The Living Standards Measurement Study–Integrated Surveys on Agriculture includes nationally representative household surveys from six countries in Sub-Saharan Africa. Farmers provided socioeconomic information about their households, agricultural production systems, and share of PHL for their crops. This paper uses these self-reported estimates to gauge the extent of PHL among maize producers and its agroecological and socioeconomic drivers in Malawi, Tanzania (two surveys), and Uganda. Although prone to measurement error, farmers’ self-reported estimates are drawn from nationally representative samples, thereby avoiding overestimation from sample selection bias. Harmonization across surveys facilitates cross-country comparison. And estimates likely reveal the losses that farmers deem important, which is critical when assessing likely adoption of improved postharvest storage techniques.

The Results

  • Estimates national maize harvest loss are between 1.4 percent in Malawi and 5.9 percent in Uganda, which are substantially lower than the estimates of FAO and APHLIS.
  • Only a minority of farmers reports a loss, with average losses ranging between 20 percent and 27 percent of the total maize harvest.
  • Use of improved storage technologies is extremely low, between 0.6 percent in Uganda and 12 percent in Tanzania. Use of postharvest crop treatment, such as spraying or smoking, is higher, from 63 percent maize harvest in Uganda, where PHL is highest, to 10.8 percent in Malawi, where it is lowest.

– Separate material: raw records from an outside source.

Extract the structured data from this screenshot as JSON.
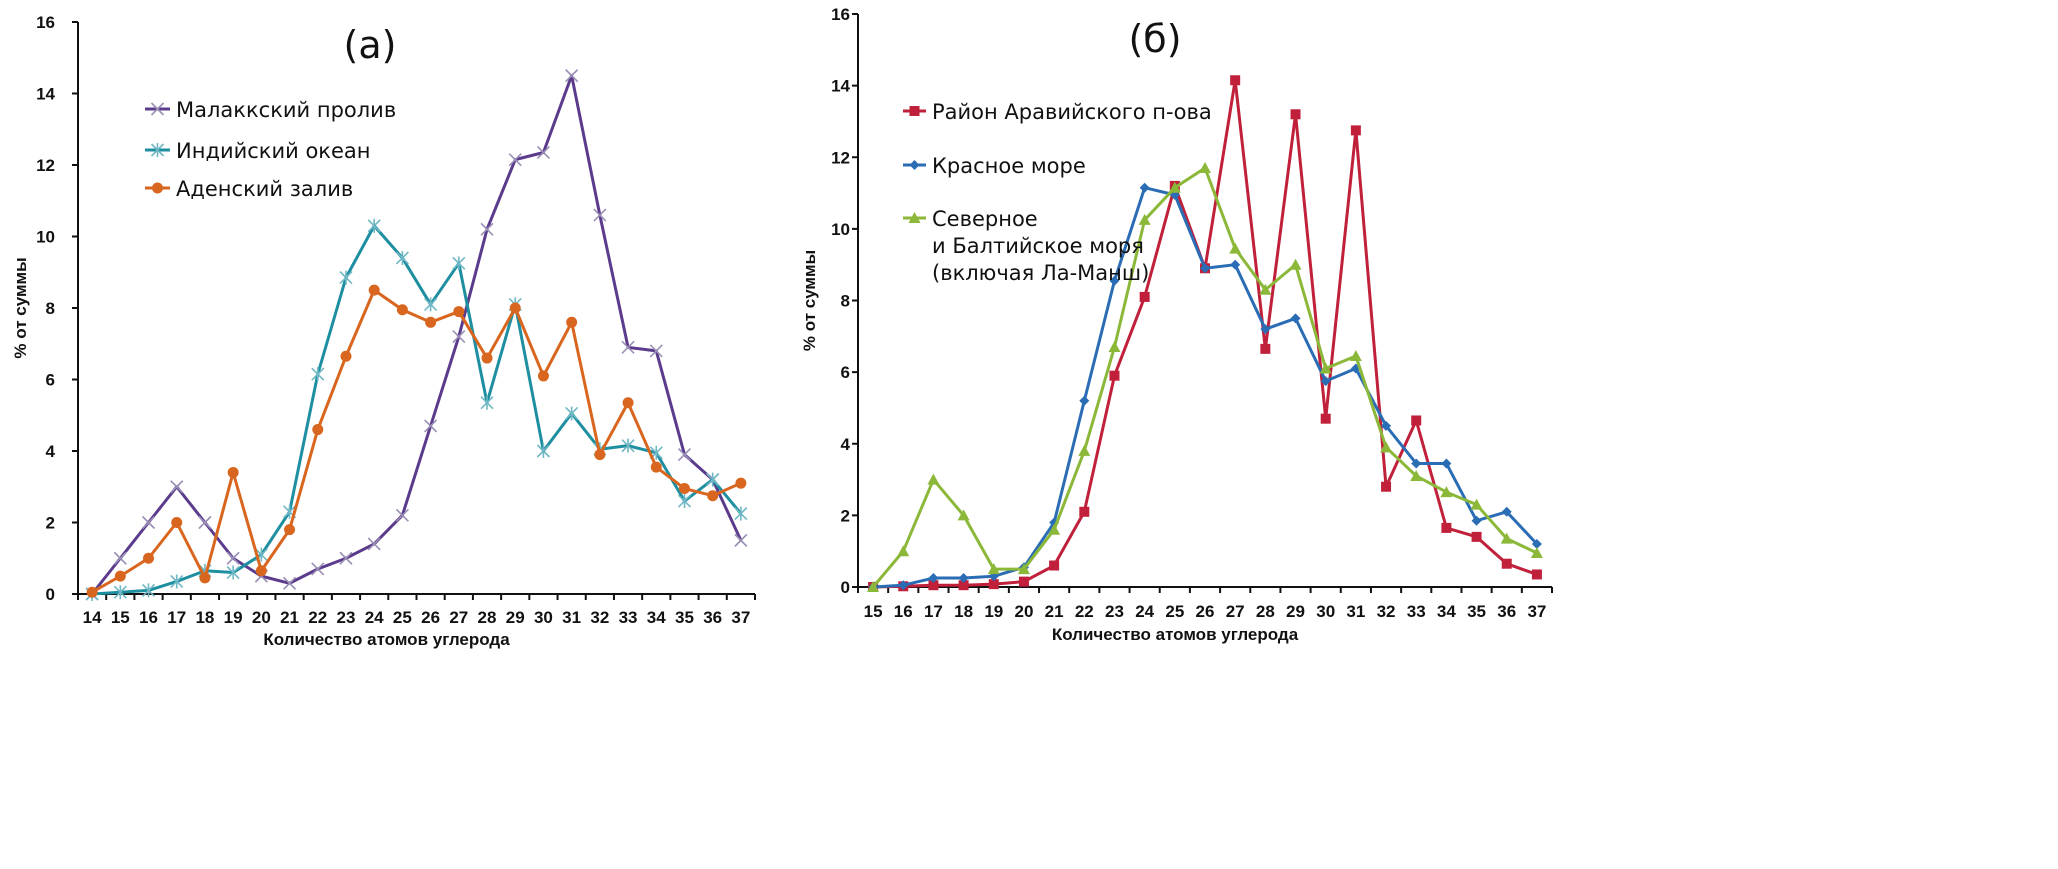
{
  "chart_data": [
    {
      "type": "line",
      "title": "(а)",
      "xlabel": "Количество атомов углерода",
      "ylabel": "% от суммы",
      "ylim": [
        0,
        16
      ],
      "yticks": [
        0,
        2,
        4,
        6,
        8,
        10,
        12,
        14,
        16
      ],
      "categories": [
        14,
        15,
        16,
        17,
        18,
        19,
        20,
        21,
        22,
        23,
        24,
        25,
        26,
        27,
        28,
        29,
        30,
        31,
        32,
        33,
        34,
        35,
        36,
        37
      ],
      "legend_position": "top-left",
      "series": [
        {
          "name": "Малаккский пролив",
          "color": "#5b3b8c",
          "marker": "x",
          "values": [
            0,
            1.0,
            2.0,
            3.0,
            2.0,
            1.0,
            0.5,
            0.3,
            0.7,
            1.0,
            1.4,
            2.2,
            4.7,
            7.2,
            10.2,
            12.15,
            12.35,
            14.5,
            10.6,
            6.9,
            6.8,
            3.9,
            3.2,
            1.5
          ]
        },
        {
          "name": "Индийский океан",
          "color": "#1e8fa0",
          "marker": "star",
          "values": [
            0,
            0.05,
            0.1,
            0.35,
            0.65,
            0.6,
            1.1,
            2.3,
            6.15,
            8.85,
            10.3,
            9.4,
            8.1,
            9.25,
            5.35,
            8.1,
            4.0,
            5.05,
            4.05,
            4.15,
            3.95,
            2.6,
            3.2,
            2.25
          ]
        },
        {
          "name": "Аденский залив",
          "color": "#d9661f",
          "marker": "circle",
          "values": [
            0.05,
            0.5,
            1.0,
            2.0,
            0.45,
            3.4,
            0.65,
            1.8,
            4.6,
            6.65,
            8.5,
            7.95,
            7.6,
            7.9,
            6.6,
            8.0,
            6.1,
            7.6,
            3.9,
            5.35,
            3.55,
            2.95,
            2.75,
            3.1
          ]
        }
      ]
    },
    {
      "type": "line",
      "title": "(б)",
      "xlabel": "Количество  атомов углерода",
      "ylabel": "% от суммы",
      "ylim": [
        0,
        16
      ],
      "yticks": [
        0,
        2,
        4,
        6,
        8,
        10,
        12,
        14,
        16
      ],
      "categories": [
        15,
        16,
        17,
        18,
        19,
        20,
        21,
        22,
        23,
        24,
        25,
        26,
        27,
        28,
        29,
        30,
        31,
        32,
        33,
        34,
        35,
        36,
        37
      ],
      "legend_position": "top-left",
      "series": [
        {
          "name": "Район Аравийского п-ова",
          "name_lines": [
            "Район Аравийского п-ова"
          ],
          "color": "#c0203a",
          "marker": "square",
          "values": [
            0,
            0.02,
            0.05,
            0.05,
            0.08,
            0.15,
            0.6,
            2.1,
            5.9,
            8.1,
            11.2,
            8.9,
            14.15,
            6.65,
            13.2,
            4.7,
            12.75,
            2.8,
            4.65,
            1.65,
            1.4,
            0.65,
            0.35
          ]
        },
        {
          "name": "Красное море",
          "name_lines": [
            "Красное море"
          ],
          "color": "#2a6db5",
          "marker": "diamond",
          "values": [
            0,
            0.05,
            0.25,
            0.25,
            0.3,
            0.55,
            1.8,
            5.2,
            8.55,
            11.15,
            10.95,
            8.9,
            9.0,
            7.2,
            7.5,
            5.75,
            6.1,
            4.5,
            3.45,
            3.45,
            1.85,
            2.1,
            1.2
          ]
        },
        {
          "name": "Северное и Балтийское моря (включая Ла-Манш)",
          "name_lines": [
            "Северное",
            "и Балтийское моря",
            "(включая Ла-Манш)"
          ],
          "color": "#8cb83a",
          "marker": "triangle",
          "values": [
            0,
            1.0,
            3.0,
            2.0,
            0.5,
            0.5,
            1.6,
            3.8,
            6.7,
            10.25,
            11.15,
            11.7,
            9.45,
            8.3,
            9.0,
            6.1,
            6.45,
            3.9,
            3.1,
            2.65,
            2.3,
            1.35,
            0.95
          ]
        }
      ]
    }
  ]
}
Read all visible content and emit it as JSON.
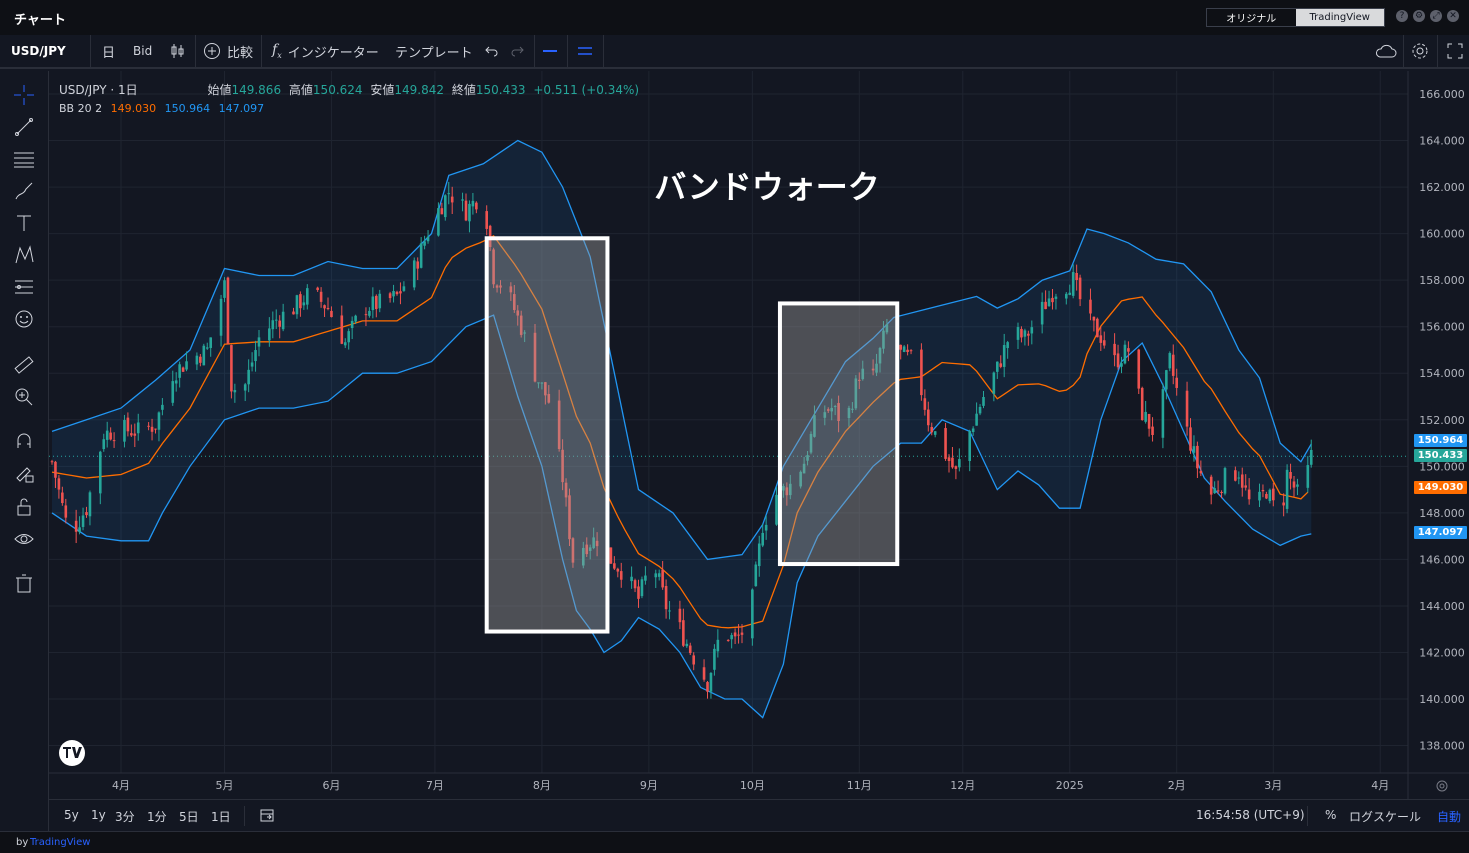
{
  "window": {
    "title": "チャート"
  },
  "view_switch": {
    "option1": "オリジナル",
    "option2": "TradingView"
  },
  "window_buttons": {
    "help": "?",
    "settings": "⚙",
    "restore": "⤢",
    "close": "✕"
  },
  "toolbar": {
    "symbol": "USD/JPY",
    "interval": "日",
    "price_type": "Bid",
    "compare": "比較",
    "indicators": "インジケーター",
    "templates": "テンプレート"
  },
  "legend": {
    "title": "USD/JPY · 1日",
    "open_label": "始値",
    "open": "149.866",
    "high_label": "高値",
    "high": "150.624",
    "low_label": "安値",
    "low": "149.842",
    "close_label": "終値",
    "close": "150.433",
    "change": "+0.511 (+0.34%)",
    "bb_label": "BB 20 2",
    "bb_middle": "149.030",
    "bb_upper": "150.964",
    "bb_lower": "147.097"
  },
  "annotation": {
    "text": "バンドウォーク"
  },
  "bottom": {
    "ranges": [
      "5y",
      "1y",
      "3分",
      "1分",
      "5日",
      "1日"
    ],
    "time": "16:54:58 (UTC+9)",
    "percent": "%",
    "log": "ログスケール",
    "auto": "自動"
  },
  "footer": {
    "by": "by",
    "brand": "TradingView"
  },
  "colors": {
    "up": "#26a69a",
    "down": "#ef5350",
    "band": "#2196f3",
    "middle": "#ff6d00",
    "background": "#131722"
  },
  "chart_data": {
    "type": "candlestick",
    "y_ticks": [
      166,
      164,
      162,
      160,
      158,
      156,
      154,
      152,
      150,
      148,
      146,
      144,
      142,
      140,
      138
    ],
    "x_labels": [
      {
        "label": "4月",
        "day": 20
      },
      {
        "label": "5月",
        "day": 50
      },
      {
        "label": "6月",
        "day": 81
      },
      {
        "label": "7月",
        "day": 111
      },
      {
        "label": "8月",
        "day": 142
      },
      {
        "label": "9月",
        "day": 173
      },
      {
        "label": "10月",
        "day": 203
      },
      {
        "label": "11月",
        "day": 234
      },
      {
        "label": "12月",
        "day": 264
      },
      {
        "label": "2025",
        "day": 295
      },
      {
        "label": "2月",
        "day": 326
      },
      {
        "label": "3月",
        "day": 354
      },
      {
        "label": "4月",
        "day": 385
      }
    ],
    "closes": [
      [
        0,
        150.2
      ],
      [
        5,
        147.0
      ],
      [
        10,
        148.2
      ],
      [
        15,
        151.4
      ],
      [
        20,
        151.6
      ],
      [
        25,
        151.5
      ],
      [
        30,
        151.8
      ],
      [
        35,
        154.0
      ],
      [
        40,
        154.6
      ],
      [
        45,
        155.0
      ],
      [
        50,
        157.8
      ],
      [
        52,
        153.5
      ],
      [
        55,
        153.0
      ],
      [
        60,
        155.5
      ],
      [
        65,
        156.3
      ],
      [
        70,
        156.8
      ],
      [
        75,
        157.5
      ],
      [
        80,
        156.8
      ],
      [
        85,
        155.3
      ],
      [
        90,
        156.8
      ],
      [
        95,
        157.0
      ],
      [
        100,
        157.3
      ],
      [
        105,
        158.5
      ],
      [
        110,
        160.5
      ],
      [
        115,
        161.8
      ],
      [
        120,
        161.0
      ],
      [
        125,
        161.8
      ],
      [
        128,
        158.2
      ],
      [
        132,
        157.5
      ],
      [
        136,
        156.0
      ],
      [
        140,
        154.0
      ],
      [
        144,
        152.8
      ],
      [
        148,
        149.5
      ],
      [
        151,
        146.0
      ],
      [
        154,
        146.6
      ],
      [
        158,
        146.9
      ],
      [
        162,
        146.0
      ],
      [
        166,
        145.4
      ],
      [
        170,
        144.3
      ],
      [
        174,
        146.0
      ],
      [
        178,
        144.0
      ],
      [
        182,
        143.0
      ],
      [
        186,
        141.8
      ],
      [
        190,
        140.7
      ],
      [
        194,
        143.0
      ],
      [
        198,
        142.5
      ],
      [
        202,
        143.2
      ],
      [
        206,
        147.5
      ],
      [
        210,
        148.8
      ],
      [
        214,
        149.2
      ],
      [
        218,
        150.2
      ],
      [
        222,
        152.3
      ],
      [
        226,
        152.5
      ],
      [
        230,
        151.8
      ],
      [
        234,
        154.0
      ],
      [
        238,
        153.8
      ],
      [
        242,
        156.0
      ],
      [
        246,
        154.8
      ],
      [
        250,
        154.5
      ],
      [
        254,
        152.0
      ],
      [
        258,
        150.8
      ],
      [
        262,
        149.7
      ],
      [
        266,
        151.5
      ],
      [
        270,
        153.0
      ],
      [
        274,
        154.2
      ],
      [
        278,
        155.8
      ],
      [
        282,
        155.5
      ],
      [
        286,
        156.5
      ],
      [
        290,
        157.5
      ],
      [
        294,
        157.8
      ],
      [
        296,
        158.0
      ],
      [
        300,
        156.3
      ],
      [
        304,
        155.6
      ],
      [
        308,
        154.5
      ],
      [
        312,
        155.0
      ],
      [
        316,
        152.3
      ],
      [
        320,
        151.3
      ],
      [
        324,
        154.5
      ],
      [
        328,
        152.0
      ],
      [
        332,
        150.0
      ],
      [
        336,
        148.8
      ],
      [
        340,
        149.5
      ],
      [
        344,
        149.8
      ],
      [
        348,
        148.0
      ],
      [
        352,
        149.0
      ],
      [
        356,
        147.6
      ],
      [
        358,
        149.7
      ],
      [
        362,
        148.5
      ],
      [
        365,
        150.433
      ]
    ],
    "bollinger": {
      "period": 20,
      "stddev": 2,
      "upper": [
        [
          0,
          151.5
        ],
        [
          10,
          152.0
        ],
        [
          20,
          152.5
        ],
        [
          30,
          153.7
        ],
        [
          40,
          155.0
        ],
        [
          50,
          158.5
        ],
        [
          60,
          158.2
        ],
        [
          70,
          158.2
        ],
        [
          80,
          158.8
        ],
        [
          90,
          158.5
        ],
        [
          100,
          158.5
        ],
        [
          110,
          160.0
        ],
        [
          115,
          162.5
        ],
        [
          125,
          163.0
        ],
        [
          135,
          164.0
        ],
        [
          142,
          163.5
        ],
        [
          148,
          162.0
        ],
        [
          156,
          159.0
        ],
        [
          163,
          154.0
        ],
        [
          170,
          149.0
        ],
        [
          180,
          148.0
        ],
        [
          190,
          146.0
        ],
        [
          200,
          146.2
        ],
        [
          206,
          147.5
        ],
        [
          212,
          150.0
        ],
        [
          220,
          152.0
        ],
        [
          230,
          154.5
        ],
        [
          238,
          155.5
        ],
        [
          244,
          156.4
        ],
        [
          252,
          156.7
        ],
        [
          260,
          157.0
        ],
        [
          268,
          157.3
        ],
        [
          274,
          156.8
        ],
        [
          280,
          157.2
        ],
        [
          287,
          158.0
        ],
        [
          295,
          158.4
        ],
        [
          300,
          160.2
        ],
        [
          305,
          160.0
        ],
        [
          312,
          159.6
        ],
        [
          320,
          158.9
        ],
        [
          328,
          158.7
        ],
        [
          336,
          157.5
        ],
        [
          344,
          155.0
        ],
        [
          350,
          153.8
        ],
        [
          356,
          151.0
        ],
        [
          362,
          150.2
        ],
        [
          365,
          150.964
        ]
      ],
      "lower": [
        [
          0,
          148.0
        ],
        [
          10,
          147.0
        ],
        [
          20,
          146.8
        ],
        [
          28,
          146.8
        ],
        [
          32,
          148.0
        ],
        [
          40,
          150.0
        ],
        [
          50,
          152.0
        ],
        [
          60,
          152.5
        ],
        [
          70,
          152.5
        ],
        [
          80,
          152.8
        ],
        [
          90,
          154.0
        ],
        [
          100,
          154.0
        ],
        [
          110,
          154.5
        ],
        [
          120,
          156.0
        ],
        [
          128,
          156.5
        ],
        [
          135,
          153.0
        ],
        [
          142,
          150.0
        ],
        [
          148,
          146.0
        ],
        [
          152,
          143.8
        ],
        [
          156,
          143.0
        ],
        [
          160,
          142.0
        ],
        [
          165,
          142.5
        ],
        [
          170,
          143.5
        ],
        [
          176,
          143.0
        ],
        [
          182,
          142.0
        ],
        [
          188,
          140.5
        ],
        [
          195,
          140.0
        ],
        [
          200,
          140.0
        ],
        [
          206,
          139.2
        ],
        [
          212,
          141.5
        ],
        [
          216,
          145.0
        ],
        [
          222,
          147.0
        ],
        [
          230,
          148.5
        ],
        [
          238,
          150.0
        ],
        [
          246,
          151.0
        ],
        [
          252,
          151.0
        ],
        [
          258,
          152.0
        ],
        [
          266,
          151.5
        ],
        [
          274,
          149.0
        ],
        [
          280,
          149.8
        ],
        [
          286,
          149.2
        ],
        [
          292,
          148.2
        ],
        [
          298,
          148.2
        ],
        [
          304,
          152.0
        ],
        [
          310,
          154.5
        ],
        [
          316,
          155.3
        ],
        [
          322,
          153.5
        ],
        [
          328,
          151.5
        ],
        [
          334,
          149.5
        ],
        [
          340,
          148.5
        ],
        [
          348,
          147.3
        ],
        [
          356,
          146.6
        ],
        [
          362,
          147.0
        ],
        [
          365,
          147.097
        ]
      ]
    },
    "walk_boxes": [
      {
        "start_day": 126,
        "end_day": 161,
        "high": 159.8,
        "low": 142.9
      },
      {
        "start_day": 211,
        "end_day": 245,
        "high": 157.0,
        "low": 145.8
      }
    ],
    "last_price": 150.433,
    "bb_upper_last": 150.964,
    "bb_middle_last": 149.03,
    "bb_lower_last": 147.097
  }
}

More in-depth multivariate analysis of the Tanzania 2008 food crisis experience shows the following:

  • Economic incentives substantially reduce PHL, widening the gap between pre- and post-harvest food prices in more remote markets.
  • Climatic factors (particularly heat and humidity) substantially increase PHL.
  • PHL is less for farmers with post-primary education.
  • Household poverty does not appear to affect PHL.
  • Female-headed households tend to experience lower PHL.
  • PHLs were less likely to occur in households with the head having post primary education (not just completed primary).  


Policy Implications

The following are important when planning, designing, and targeting PHL interventions:

  • Current estimates of on-farm PHL are high when compared with self-reported estimates for maize. Yet self-reported estimates are more relevant indicators of demand for better storage and handling techniques.
  • Targeting is key.  As only a small proportion of households report a loss, ‘one-size-fits-all’ approaches are bound to fail (as highlighted 30 years ago by Lipton).  Understanding why some farmers suffer high levels of PHL and not others is an essential step to designing the right policy interventions.
  • Policies outside the sector are important.   That low levels of education and lack of market access lead to higher PHL (other things constant), suggests that policy interventions outside the agricultural sector are needed.  Improving access to markets and encouraging farmers (or rather their children) to continue to secondary schooling will reduce food waste in the long run.
  • Data and insights from nationally representative household surveys can be used, directly, to inform PHL information systems (such as APHLIS); to update their annual estimates; and, indirectly, to help fine-tune underlying algorithms.